Консул долго размышлял о том, почему Лудина оставили в живых. Китайские речные пираты редко оставляли свидетелей своих налетов. Однако на сей раз сделали загадочное исключение.
Консул немедля связался с городскими властями и выразил протест по поводу трагического инцидента. Мандарин решил принять меры. И сумел отследить разбойников до деревни к северо-западу от реки. Правда, их там уже не было, поэтому мандарин наказал их родню. Всех обезглавили без суда и следствия, а деревню сожгли дотла.

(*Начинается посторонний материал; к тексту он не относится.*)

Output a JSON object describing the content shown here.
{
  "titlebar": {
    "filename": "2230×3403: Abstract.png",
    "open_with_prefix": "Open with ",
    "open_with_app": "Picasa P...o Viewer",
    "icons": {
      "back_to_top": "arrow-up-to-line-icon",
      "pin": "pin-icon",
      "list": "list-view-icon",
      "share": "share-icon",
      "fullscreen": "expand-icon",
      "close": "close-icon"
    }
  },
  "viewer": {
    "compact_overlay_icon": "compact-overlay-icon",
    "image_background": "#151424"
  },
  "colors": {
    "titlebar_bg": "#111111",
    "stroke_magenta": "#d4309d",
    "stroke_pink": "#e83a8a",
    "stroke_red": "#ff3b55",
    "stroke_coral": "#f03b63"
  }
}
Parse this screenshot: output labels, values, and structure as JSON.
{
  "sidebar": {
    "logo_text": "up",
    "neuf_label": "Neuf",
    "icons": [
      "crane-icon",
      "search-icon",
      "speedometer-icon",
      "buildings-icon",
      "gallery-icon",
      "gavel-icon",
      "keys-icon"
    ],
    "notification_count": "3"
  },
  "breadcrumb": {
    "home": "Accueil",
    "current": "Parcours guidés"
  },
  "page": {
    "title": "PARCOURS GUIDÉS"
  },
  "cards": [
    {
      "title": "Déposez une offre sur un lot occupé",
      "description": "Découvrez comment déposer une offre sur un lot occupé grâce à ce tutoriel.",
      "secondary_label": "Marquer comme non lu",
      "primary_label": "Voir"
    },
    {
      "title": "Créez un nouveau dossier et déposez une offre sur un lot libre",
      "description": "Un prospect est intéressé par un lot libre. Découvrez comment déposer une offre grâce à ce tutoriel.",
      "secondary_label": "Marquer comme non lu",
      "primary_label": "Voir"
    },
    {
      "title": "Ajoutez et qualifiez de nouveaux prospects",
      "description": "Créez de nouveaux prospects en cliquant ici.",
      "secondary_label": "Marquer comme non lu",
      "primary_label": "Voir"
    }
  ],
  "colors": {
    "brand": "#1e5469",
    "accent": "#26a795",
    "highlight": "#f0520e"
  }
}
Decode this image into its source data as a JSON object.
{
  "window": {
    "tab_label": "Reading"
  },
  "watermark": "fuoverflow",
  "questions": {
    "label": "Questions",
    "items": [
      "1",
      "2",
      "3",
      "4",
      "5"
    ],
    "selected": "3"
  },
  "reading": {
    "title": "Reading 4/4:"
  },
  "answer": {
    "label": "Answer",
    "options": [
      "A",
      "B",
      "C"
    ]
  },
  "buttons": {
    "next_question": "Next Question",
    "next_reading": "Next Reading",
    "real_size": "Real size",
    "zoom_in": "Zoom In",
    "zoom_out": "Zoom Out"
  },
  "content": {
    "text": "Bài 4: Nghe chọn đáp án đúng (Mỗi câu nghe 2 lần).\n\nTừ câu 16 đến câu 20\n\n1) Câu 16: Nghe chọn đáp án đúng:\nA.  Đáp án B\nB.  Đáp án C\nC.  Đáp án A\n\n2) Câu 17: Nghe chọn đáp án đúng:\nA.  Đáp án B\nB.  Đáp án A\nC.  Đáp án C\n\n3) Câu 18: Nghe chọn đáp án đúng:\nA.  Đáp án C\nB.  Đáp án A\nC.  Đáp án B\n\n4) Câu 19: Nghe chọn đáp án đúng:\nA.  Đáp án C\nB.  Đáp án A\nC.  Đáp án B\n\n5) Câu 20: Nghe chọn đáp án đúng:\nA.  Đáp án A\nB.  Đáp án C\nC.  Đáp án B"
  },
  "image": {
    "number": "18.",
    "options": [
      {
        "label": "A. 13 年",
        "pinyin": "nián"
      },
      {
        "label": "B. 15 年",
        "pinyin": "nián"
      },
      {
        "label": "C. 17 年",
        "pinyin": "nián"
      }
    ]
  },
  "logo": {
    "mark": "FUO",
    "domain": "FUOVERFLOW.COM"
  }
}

Означенные события возымели драматические последствия для дальнейшей миссионерской деятельности. Лудин впал в глубокую депрессию и не решался покинуть британское консульство. Немало времени прошло, прежде чем он настолько окреп, что смог вернуться в Швецию. Лица, отвечавшие в Швеции за миссионерскую работу, приняли нелегкое решение до поры до времени не посылать миссионеров в Китай. Все знали, что случившееся с братом Эльгстрандом есть часть мученичества, вполне возможного для миссионеров, работающих в отдаленных краях. Если бы Лудин вновь стал работоспособен, дело обстояло бы иначе. Но человек, который только плакал и почти не выходил из дома, отнюдь не опора для продолжения деятельности.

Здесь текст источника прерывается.